An announcement for the event explains:
In his recent book, Law and Judicial Duty, Philip Hamburger traces the early history of what is today called "judicial review." Working from previously unexplored historical evidence, he shows that common law judges had the authority to hold governmental acts unconstitutional, not because of a special power over constitutional law, but only pursuant to a distinctive requirement of the judicial office that generally obligated them to follow "the law of the land." Judges honored their offices precisely by adhering to the "Law." While judges could strike down purported laws as unconstitutional, they did so always bound by a duty as strictly limiting themselves as any other. By reviving an understanding of these common law ideals, Law and Judicial Duty calls into question the modern assumptions that judicial review is a power within a scheme of conflicting powers, or a power, in any sense, to make law. It places in view a very different paradigm of law and judging. The book also sheds new light on a host of misunderstood problems, including intent, manifest contradiction, the status of foreign and international law, the cases and controversies requirement, and the authority of judicial precedent.Speakers include Philip Hamburger (Columbia University), Richard A. Epstein (University of Chicago), The Honorable Emilio M. Garza (United States Court of Appeals for the Fifth Circuit), R.H. Helmholz (University of Chicago), H. Jefferson Powell (Duke University), Lloyd L. Weinreb (Harvard University), and Michael P. Zuckert (University of Notre Dame).

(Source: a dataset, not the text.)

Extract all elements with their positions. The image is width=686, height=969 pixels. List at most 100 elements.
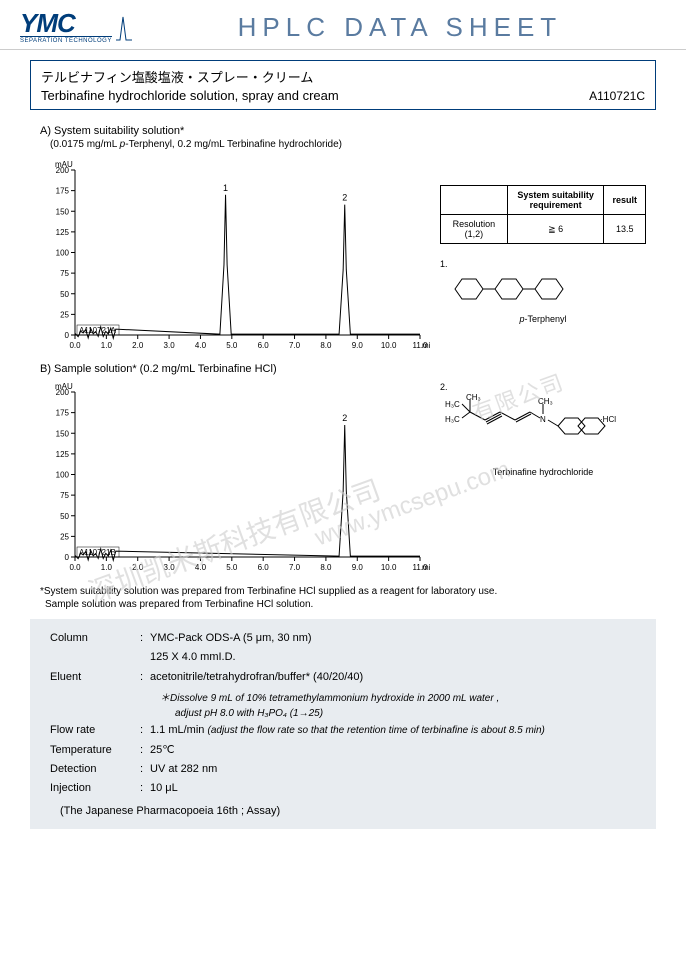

This symposium gathers leading scholars in the areas of the history of law and politics, constitutional law, and jurisprudence to take up the challenge posed by Philip Hamburger in his provocative work. From their various disciplinary perspectives, participants enter into in a dialogue with Hamburger over the meaning of the history of the common law, the nature of adjudication, and the true significance of judicial review as we experience it in our constitutional system today.